Certes, l'Alliance O-RAN est une organisation de normalisation - en théorie représentative de l'industrie mondiale et non des gouvernements - et inclut China Mobile comme partie prenante majeure. En effet, les entreprises chinoises ont participé et continuent de participer à des projets de développement de normes 5G en cours avec leurs homologues américains, européens et japonais, dont oneM2M. La Coalition politique O-RAN, une organisation distincte, a adopté l'esprit d'O-RAN et a tenté de le politiser comme un visage plus amical pour contrer la Chine sans adopter la rhétorique agressive de l'administration Trump. Pour ses partisans, O-RAN offre l'opportunité de vérifier les ambitions technologiques de la Chine sans découplage économique brutal. La Coalition n'inclut notamment aucune entreprise chinoise mais représente une sélection diversifiée de titans mondiaux de l'industrie.

L'idée maîtresse de la Coalition des politiques O-RAN est de prendre les principes de l'O-RAN (par exemple, la transparence et l'ouverture) et de les mettre en œuvre dans des considérations politiques, ce sur quoi presque tous les pays ont travaillé en ce qui concerne les chaînes d'approvisionnement en général. En effet, faisant écho à ce sentiment, les technologies de nouvelle génération n'ont pas besoin de pousser le monde sur la voie de la fragmentation technologique, mais pourraient plutôt offrir à l'industrie l'opportunité d'intégrer la sécurité et la confiance dans des réseaux et des chaînes d'approvisionnement nouvellement définis.

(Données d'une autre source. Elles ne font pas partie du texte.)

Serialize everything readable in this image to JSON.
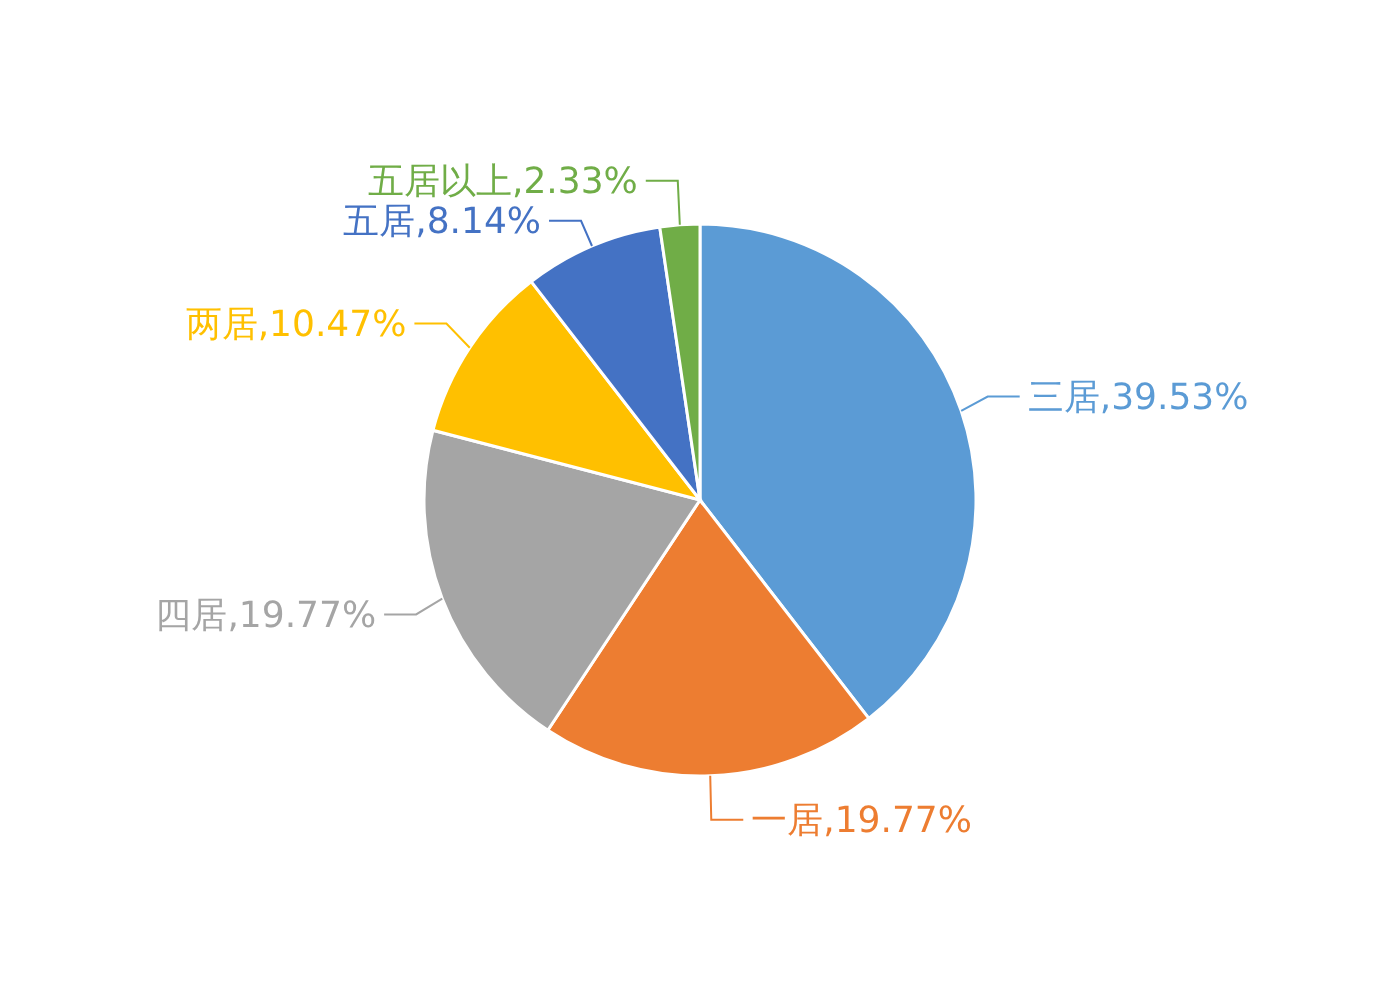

Cette intégration, sans exclure carrément Huawei, rendrait plus difficile la concurrence pour cette entreprise sur les marchés, car elle inciterait les opérateurs de télécommunications à choisir des produits qui répondent à certains seuils de sécurité et de confiance. Et ces seuils résulteraient probablement d'engagements politiques formulés via l'O-RAN où l'influence des entreprises chinoises est soit négligée, soit mise de côté.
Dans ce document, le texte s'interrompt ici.